Отец вскочил, а я закричал, хватая его и усаживая в кресло:
– Нет! Нет! Нет! Я… я все расскажу.
– Что ты расскажешь?! – кричал отец, вырываясь. – Он признался! Я убью его!
– Нет! Нет, отец, это я! Я убил сестру! – прокричал я.
Отец оторопел.
– Ее кровь на моих руках, – тихо сказал я. – Это я ее убил.
– Как? – голос отца задрожал.
– Я не знал. Я даже не мог предположить, что… после всего, что произошло шесть лет назад, она не разлюбит меня. Я не знал о ее чувствах…
– Что ты хочешь сказать? – прохрипел отец.
Я не мог говорить и молча достал из кармана ее письмо, которое все эти дни носил с собой, и отдал ему. Он прочел его несколько раз.
– Боже! – выдохнул он. – О чем она говорит? Что все это значит?
– Она узнала, что я влюблен… в другого человека.
– В кого? – спросил отец.
Я посмотрел на Никколо. Он всем своим видом выражал полное спокойствие и будто бы с одобрением смотрел на меня. Я продолжал сверлить его взглядом. Он кивнул. Я продолжил молчать и опустил глаза.
– Подожди… – начал соображать отец. – Ты сказал, что Никколо не может жениться. Что ты имел ввиду? Что ты имел ввиду?!
Я молчал.
– Ответь мне, почему твой друг не может жениться?!
– Потому что… я его люблю. И Эмилия… об этом узнала.
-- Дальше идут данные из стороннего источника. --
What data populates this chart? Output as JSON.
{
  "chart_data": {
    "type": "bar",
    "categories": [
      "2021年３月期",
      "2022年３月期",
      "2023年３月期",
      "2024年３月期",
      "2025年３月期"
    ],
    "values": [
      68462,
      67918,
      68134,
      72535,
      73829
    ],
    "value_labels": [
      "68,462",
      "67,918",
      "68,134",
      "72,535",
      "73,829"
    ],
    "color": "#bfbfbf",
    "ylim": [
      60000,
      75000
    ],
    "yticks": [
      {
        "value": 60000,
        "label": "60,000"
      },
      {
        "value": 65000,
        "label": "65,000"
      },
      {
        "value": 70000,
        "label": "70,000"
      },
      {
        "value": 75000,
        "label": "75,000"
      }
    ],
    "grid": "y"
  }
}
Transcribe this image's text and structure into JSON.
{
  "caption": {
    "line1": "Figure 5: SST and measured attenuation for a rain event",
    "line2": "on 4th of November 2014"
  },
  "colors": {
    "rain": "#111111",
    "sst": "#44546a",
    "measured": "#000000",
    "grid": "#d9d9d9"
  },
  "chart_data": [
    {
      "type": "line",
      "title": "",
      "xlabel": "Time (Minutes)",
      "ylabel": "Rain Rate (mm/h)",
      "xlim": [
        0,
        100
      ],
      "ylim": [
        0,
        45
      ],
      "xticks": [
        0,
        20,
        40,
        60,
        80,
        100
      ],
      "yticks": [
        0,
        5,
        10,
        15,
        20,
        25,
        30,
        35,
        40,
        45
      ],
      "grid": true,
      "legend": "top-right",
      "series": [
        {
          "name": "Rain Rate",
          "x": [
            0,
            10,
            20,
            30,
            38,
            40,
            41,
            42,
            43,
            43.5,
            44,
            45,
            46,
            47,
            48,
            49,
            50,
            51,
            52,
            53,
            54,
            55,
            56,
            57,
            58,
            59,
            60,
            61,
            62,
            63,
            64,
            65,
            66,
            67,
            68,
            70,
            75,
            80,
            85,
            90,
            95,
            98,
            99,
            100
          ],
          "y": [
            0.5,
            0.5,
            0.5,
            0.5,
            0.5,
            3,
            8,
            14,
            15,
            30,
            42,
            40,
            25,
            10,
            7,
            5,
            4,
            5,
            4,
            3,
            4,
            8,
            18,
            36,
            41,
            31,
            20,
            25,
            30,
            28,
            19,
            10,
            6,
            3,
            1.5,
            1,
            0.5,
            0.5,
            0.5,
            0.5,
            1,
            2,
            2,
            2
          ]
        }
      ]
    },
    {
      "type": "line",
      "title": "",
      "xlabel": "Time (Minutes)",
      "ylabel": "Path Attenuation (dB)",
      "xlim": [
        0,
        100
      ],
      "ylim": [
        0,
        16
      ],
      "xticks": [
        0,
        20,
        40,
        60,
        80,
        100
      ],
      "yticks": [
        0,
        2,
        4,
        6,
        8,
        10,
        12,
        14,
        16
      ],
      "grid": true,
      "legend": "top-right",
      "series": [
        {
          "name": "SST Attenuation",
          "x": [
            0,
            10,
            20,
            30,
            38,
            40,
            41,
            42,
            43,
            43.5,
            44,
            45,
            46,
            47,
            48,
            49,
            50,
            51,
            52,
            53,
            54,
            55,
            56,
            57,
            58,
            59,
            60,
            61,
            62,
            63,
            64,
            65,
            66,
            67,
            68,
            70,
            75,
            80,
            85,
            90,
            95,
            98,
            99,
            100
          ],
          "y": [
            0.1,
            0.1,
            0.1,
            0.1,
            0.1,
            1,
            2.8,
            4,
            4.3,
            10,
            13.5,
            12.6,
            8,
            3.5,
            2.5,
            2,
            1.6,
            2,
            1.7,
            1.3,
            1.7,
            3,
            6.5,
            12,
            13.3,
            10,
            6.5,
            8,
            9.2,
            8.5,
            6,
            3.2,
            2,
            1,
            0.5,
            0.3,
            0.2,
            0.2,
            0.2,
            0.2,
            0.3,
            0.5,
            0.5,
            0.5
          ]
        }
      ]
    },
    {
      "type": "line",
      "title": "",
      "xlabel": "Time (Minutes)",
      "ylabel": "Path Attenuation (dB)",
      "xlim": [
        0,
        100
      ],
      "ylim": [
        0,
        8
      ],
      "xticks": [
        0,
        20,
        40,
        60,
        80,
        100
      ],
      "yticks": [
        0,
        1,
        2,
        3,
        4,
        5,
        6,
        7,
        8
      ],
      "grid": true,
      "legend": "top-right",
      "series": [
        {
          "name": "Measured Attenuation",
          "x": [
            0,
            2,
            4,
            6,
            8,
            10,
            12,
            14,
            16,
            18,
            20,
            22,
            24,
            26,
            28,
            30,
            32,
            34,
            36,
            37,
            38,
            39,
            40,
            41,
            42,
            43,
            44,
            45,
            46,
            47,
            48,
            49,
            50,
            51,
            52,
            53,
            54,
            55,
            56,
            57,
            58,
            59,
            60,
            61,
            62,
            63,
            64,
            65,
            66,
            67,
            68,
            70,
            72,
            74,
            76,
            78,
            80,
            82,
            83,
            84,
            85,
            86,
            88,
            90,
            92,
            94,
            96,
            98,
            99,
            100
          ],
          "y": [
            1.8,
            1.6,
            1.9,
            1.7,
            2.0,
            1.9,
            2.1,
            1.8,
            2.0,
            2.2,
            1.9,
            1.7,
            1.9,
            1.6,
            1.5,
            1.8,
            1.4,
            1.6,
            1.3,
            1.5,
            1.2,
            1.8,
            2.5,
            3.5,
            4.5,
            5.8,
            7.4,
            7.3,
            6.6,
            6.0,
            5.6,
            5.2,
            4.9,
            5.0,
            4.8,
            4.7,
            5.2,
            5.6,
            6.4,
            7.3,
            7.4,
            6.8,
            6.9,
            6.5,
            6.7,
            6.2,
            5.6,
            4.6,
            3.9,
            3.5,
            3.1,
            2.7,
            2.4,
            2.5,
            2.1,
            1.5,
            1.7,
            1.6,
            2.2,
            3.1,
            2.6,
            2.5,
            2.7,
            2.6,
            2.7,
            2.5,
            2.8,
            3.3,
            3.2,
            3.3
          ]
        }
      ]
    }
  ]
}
Отец упал в кресло и закрыл лицо руками. Мы просидели, не двигаясь, несколько минут. Потом отец распрямился. Его глаза покраснели. Он встал, осушил свой бокал и произнес:
– Еще вчера… у меня были дети. Прекрасная дочь и красавец-сын. Они были молоды и талантливы. Я верил в них. У них было будущее. А сегодня… мои дети мертвы. А ты, дьявол, – он злобно посмотрел на меня, – если я еще раз увижу тебя, то тотчас отправлю домой, в преисподнюю!
Он стремительно вышел из гостиной. Мы слышали, как он прошел по прихожей, и как тяжело захлопнулась дверь.